The startup is coming off a year of solid growth, with its sales booking growing by nearly 250 per cent year-over-year. Even allowing for the fact that the whole hyperconverged space is hot, and that it’s a lot easier for a startup to post high growth numbers because they are beginning from a lower point, the numbers are still impressive.
‘Nobody will ever be completely satisfied, but we are very satisfied with how we are doing,” said George Hope, SimpliVity’s VP, Global Channel Sales. “When you look at all of the things, we can potentially replace, the opportunity is enormous.”
Hope said that the versatility of their OmniCube product is a chief way that SimpliVity differentiates itself against its hyperconverged competitors.
“We carve the space into three buckets,” he said. “You started with the reference architectures and integrated systems – the Vblocks and FlexPods – that’s 1.0. “2.0 is the hyperconverged newcomers who converge servers and storage. We think we are alone in the 3.0 category, because we add server, storage, backup, WAN optimization, replication, deduplication, caching, and cloud gateway to hyperconverged, and so we lead the market from a completeness standpoint.”

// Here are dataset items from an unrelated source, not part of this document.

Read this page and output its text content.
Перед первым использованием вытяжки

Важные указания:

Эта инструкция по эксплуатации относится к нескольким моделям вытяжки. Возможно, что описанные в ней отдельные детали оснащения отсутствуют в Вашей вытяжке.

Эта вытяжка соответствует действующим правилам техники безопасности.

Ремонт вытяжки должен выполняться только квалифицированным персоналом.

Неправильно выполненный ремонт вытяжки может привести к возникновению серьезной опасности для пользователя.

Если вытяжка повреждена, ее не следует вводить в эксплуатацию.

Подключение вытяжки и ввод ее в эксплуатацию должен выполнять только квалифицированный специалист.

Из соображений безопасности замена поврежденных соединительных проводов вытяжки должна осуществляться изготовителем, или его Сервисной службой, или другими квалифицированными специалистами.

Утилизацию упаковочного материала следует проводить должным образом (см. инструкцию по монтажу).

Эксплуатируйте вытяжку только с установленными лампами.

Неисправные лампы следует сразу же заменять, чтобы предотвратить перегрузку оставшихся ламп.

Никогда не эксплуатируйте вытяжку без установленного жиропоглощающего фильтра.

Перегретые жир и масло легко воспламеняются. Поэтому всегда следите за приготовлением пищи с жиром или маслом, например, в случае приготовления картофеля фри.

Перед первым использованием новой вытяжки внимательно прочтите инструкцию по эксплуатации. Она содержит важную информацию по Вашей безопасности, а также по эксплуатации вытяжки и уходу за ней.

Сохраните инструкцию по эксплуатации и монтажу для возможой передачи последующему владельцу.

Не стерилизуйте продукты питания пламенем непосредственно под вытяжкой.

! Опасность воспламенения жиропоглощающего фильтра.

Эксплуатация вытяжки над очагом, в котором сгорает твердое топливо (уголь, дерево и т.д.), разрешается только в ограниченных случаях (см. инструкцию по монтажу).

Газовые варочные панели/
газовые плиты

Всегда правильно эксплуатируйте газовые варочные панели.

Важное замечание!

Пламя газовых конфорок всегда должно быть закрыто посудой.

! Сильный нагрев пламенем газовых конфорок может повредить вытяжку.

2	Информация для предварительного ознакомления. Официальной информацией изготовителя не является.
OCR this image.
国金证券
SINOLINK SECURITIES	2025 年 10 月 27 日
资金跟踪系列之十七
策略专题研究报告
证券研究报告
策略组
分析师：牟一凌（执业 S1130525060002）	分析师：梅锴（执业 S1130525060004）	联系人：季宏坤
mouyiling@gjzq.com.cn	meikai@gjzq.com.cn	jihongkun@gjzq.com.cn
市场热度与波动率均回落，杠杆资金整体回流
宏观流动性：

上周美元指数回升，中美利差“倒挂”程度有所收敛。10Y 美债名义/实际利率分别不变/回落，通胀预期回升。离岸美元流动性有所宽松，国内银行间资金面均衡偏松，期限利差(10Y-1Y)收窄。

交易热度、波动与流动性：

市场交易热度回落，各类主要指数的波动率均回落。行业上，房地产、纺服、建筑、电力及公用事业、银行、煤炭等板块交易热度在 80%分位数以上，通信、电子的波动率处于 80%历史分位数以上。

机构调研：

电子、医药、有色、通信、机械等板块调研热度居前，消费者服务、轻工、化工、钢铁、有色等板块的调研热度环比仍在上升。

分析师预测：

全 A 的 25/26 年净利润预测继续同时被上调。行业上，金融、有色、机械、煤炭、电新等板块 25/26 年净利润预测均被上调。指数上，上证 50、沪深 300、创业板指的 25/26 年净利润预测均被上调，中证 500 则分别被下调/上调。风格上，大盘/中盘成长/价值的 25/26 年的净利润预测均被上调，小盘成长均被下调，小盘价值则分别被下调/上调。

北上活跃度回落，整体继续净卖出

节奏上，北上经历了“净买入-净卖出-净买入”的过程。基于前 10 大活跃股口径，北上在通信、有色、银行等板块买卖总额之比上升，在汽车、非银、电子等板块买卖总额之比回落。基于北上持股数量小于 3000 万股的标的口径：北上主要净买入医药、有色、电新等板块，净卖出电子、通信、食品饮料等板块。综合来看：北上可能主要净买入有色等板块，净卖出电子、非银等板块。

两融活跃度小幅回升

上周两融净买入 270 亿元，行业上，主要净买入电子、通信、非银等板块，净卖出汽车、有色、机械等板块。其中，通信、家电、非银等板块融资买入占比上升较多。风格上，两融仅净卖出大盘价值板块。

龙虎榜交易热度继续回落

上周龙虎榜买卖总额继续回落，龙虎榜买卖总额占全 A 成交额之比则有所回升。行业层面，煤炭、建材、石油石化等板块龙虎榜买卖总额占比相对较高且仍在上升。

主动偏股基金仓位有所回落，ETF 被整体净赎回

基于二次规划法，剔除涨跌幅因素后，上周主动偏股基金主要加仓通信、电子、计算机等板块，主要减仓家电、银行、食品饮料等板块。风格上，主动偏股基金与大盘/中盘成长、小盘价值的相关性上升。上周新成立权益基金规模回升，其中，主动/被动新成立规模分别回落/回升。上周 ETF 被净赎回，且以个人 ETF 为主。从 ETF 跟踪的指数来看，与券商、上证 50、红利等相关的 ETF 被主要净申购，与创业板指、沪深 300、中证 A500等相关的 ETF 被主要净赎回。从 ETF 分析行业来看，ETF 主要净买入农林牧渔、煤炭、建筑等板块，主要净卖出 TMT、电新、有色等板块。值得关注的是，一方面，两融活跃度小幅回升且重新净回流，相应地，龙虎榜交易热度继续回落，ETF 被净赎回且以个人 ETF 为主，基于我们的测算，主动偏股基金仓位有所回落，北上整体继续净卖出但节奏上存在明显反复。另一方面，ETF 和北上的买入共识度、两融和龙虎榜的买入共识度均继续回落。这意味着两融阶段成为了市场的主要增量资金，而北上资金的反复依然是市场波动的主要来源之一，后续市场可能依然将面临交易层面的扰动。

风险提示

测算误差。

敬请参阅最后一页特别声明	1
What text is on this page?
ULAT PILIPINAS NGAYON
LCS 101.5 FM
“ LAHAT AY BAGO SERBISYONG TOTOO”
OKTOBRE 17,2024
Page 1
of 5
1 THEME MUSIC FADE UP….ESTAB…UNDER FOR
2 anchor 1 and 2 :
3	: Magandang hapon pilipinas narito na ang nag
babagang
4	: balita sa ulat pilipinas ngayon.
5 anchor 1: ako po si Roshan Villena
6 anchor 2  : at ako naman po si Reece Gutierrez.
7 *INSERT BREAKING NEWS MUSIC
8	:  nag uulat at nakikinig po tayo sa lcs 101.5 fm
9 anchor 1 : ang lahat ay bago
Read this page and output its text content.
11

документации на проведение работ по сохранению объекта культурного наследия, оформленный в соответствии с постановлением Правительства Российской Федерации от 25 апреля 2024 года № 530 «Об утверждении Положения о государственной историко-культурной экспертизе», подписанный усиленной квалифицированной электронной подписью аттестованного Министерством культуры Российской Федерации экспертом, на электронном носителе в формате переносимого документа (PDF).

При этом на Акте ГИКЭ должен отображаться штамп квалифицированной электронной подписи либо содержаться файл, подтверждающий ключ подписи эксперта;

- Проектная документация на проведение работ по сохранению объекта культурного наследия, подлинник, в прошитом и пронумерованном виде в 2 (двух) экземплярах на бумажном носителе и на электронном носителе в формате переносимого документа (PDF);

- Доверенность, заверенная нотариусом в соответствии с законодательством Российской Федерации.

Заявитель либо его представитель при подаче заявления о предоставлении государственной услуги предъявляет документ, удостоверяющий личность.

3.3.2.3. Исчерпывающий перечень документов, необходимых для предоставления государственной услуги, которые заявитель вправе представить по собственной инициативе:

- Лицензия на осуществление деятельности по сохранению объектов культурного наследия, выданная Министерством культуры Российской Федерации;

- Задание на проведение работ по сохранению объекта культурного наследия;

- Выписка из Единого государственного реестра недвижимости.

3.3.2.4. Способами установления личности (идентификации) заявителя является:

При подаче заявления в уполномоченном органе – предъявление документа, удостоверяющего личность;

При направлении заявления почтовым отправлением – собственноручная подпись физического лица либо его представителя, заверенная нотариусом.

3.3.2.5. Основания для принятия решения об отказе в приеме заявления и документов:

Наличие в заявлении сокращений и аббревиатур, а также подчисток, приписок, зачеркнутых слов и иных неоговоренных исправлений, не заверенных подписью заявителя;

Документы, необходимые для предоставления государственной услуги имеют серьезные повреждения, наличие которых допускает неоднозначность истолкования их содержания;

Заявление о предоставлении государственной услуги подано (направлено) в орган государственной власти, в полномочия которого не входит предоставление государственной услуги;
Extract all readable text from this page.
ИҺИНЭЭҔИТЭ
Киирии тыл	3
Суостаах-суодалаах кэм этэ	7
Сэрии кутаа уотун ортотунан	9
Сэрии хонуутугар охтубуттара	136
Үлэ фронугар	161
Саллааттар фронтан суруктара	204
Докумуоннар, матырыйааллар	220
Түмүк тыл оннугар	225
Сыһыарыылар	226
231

Simplivity remains strongest in the SMB space, with about 550 of their more than 2000 customers being large and mid-sized enterprises.
“About two thirds of our customers run SimpliVity for all their infrastructure, and you can’t do that in the enterprise,” Hope said. “But we are having an increasing amount of success in the midmarket because we can offer that broader value proposition. In addition, five of the Fortune 100 have now adopted our technology. Some of the bigger value propositions in the enterprise are around data protection and data mobility, and organizations with ROBO situations and multiple sites see huge value in our differentiators.”
While SimpliVity originally just sold their own integrated hardware appliance, their joint solution with Cisco, which combines their OmniStack software with Cisco UCS rack-mount servers, is also picking up momentum.
“The Cisco partnering is relatively new, and we have been seeing a ton of momentum at the beginning of this year,” Hope said.
The Cisco part of the business, which is presently around 20 per cent, is expected to continue to rise.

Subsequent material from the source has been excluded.